My issue with plugging the Gigaset into the LAN side of the Obi202 isn't because of accessing it's browser config pages.

The Gigaset is my primary VoIP management device - it looks after 2 other VoIP services that I use for work, and which don't go through the Obi. I don't really want to have these routing through the Obi TBH if I can avoid it. The current setup is very reliable with the Gigaset, the Obi becomes an un-needed failure point on the path if it sits in the middle.

Shale

Trying to follow this makes me glassy-eyed. I don't know what the advantage of using the LAN port would be, but there are a lot of things I don't know.

I am wondering what would happen if you used  only the "Internet" (WAN) port of the OBi202 and
1. SP2/X_InboundCallRoute = {1001>:SP1} 
initially for testing. (add SIP scanner protection later)

2. Instead of
EXT 1/Proxy = 500111345.pnn.obihai.com:5061
use
EXT 1/Proxy = 192.168.0.202:5061
where 192.168.0.202 represents the IP address of the OBi202.

walkerr

#16
TBH - I'm not exactly sure what the "500111345.pnn.obihai.com:5061" part is actually doing (ok, I get the port 5061 part)

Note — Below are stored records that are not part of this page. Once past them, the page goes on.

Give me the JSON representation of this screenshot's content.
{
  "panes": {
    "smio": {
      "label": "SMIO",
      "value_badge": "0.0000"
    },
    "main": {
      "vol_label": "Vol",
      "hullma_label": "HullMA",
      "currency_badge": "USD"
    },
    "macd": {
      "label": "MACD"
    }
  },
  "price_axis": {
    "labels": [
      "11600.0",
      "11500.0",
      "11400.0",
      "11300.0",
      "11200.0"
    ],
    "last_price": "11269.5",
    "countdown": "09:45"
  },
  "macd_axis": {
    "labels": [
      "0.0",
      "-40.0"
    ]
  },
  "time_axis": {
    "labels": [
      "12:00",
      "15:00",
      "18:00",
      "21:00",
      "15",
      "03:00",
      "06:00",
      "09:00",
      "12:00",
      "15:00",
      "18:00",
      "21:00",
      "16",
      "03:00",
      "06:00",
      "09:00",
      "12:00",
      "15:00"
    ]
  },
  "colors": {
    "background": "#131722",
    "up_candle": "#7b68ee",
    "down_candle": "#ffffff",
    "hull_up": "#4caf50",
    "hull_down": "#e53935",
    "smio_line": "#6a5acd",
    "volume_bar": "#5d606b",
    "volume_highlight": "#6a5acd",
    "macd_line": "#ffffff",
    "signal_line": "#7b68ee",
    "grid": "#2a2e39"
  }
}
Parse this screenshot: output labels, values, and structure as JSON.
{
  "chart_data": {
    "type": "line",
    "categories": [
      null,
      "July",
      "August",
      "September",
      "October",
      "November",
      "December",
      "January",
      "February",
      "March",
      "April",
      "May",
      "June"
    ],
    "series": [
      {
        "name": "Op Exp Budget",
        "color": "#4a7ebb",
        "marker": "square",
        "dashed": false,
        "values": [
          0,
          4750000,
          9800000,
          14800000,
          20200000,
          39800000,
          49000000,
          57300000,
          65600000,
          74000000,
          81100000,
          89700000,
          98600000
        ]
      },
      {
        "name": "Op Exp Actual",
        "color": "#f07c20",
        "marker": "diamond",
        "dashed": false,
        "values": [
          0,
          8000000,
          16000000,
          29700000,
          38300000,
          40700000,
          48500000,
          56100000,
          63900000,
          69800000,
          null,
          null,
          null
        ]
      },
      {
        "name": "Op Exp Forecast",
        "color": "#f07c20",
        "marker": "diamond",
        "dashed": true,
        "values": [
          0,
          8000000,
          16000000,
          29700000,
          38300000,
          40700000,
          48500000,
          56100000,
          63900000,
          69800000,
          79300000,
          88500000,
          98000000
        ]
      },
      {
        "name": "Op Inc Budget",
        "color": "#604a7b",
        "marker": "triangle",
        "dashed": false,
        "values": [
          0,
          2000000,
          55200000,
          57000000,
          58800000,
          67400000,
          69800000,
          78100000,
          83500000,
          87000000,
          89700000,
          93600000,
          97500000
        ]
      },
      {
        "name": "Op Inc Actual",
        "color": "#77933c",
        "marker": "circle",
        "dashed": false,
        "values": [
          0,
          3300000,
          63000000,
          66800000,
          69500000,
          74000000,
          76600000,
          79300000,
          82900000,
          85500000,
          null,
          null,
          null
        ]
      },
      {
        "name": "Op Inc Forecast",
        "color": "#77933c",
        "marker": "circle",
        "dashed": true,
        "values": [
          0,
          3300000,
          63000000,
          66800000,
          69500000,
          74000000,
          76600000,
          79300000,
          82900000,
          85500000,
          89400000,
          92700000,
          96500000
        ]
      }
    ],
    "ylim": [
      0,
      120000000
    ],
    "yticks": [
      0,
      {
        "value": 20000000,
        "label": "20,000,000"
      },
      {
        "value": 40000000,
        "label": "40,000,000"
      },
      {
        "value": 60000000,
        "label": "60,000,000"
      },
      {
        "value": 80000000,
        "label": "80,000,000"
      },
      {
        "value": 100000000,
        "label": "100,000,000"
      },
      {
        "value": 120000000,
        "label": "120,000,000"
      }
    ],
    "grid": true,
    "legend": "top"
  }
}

I suspect the "500111345.pnn.obihai.com" is may be there to give the local SIP IP phone "something" to register against, in this case OBI's own servers.

Of course it could be the local Obi202 is screening that message when it comes through between LAN and Internet and doing some magic on it.

Shale

Your last sentence presents a theory that would explain why the LAN port would be needed.
My theory was that 500111345.pnn.obihai.com somehow turns into an IP address in a DNS-like action. I am not at all sure. Your registration idea makes sense, but note the "SP2/X_RegisterEnable = no (or unchecked)" bit.

You could set up things exactly as the document says as a test. If that works,

  • then you could move the IP phone to the other side and try that along with and without other changes.
  • else you would know that any problem was not due to not using the OBI202 LAN port.


walkerr

Quote from: Shale on August 23, 2013, 06:44:52 AM
Your last sentence presents a theory that would explain why the LAN port would be needed.
My theory was that 500111345.pnn.obihai.com somehow turns into an IP address in a DNS-like action. I am not at all sure. Your registration idea makes sense, but note the "SP2/X_RegisterEnable = no (or unchecked)" bit.

You could set up things exactly as the document says as a test. If that works,

  • then you could move the IP phone to the other side and try that along with and without other changes.
  • else you would know that any problem was not due to not using the OBI202 LAN port.



Might be worth a try - gonna involve a lot of crawling around in awkward spaces to get to the Gigaset kit to do this though, so likely to end up a slow time task.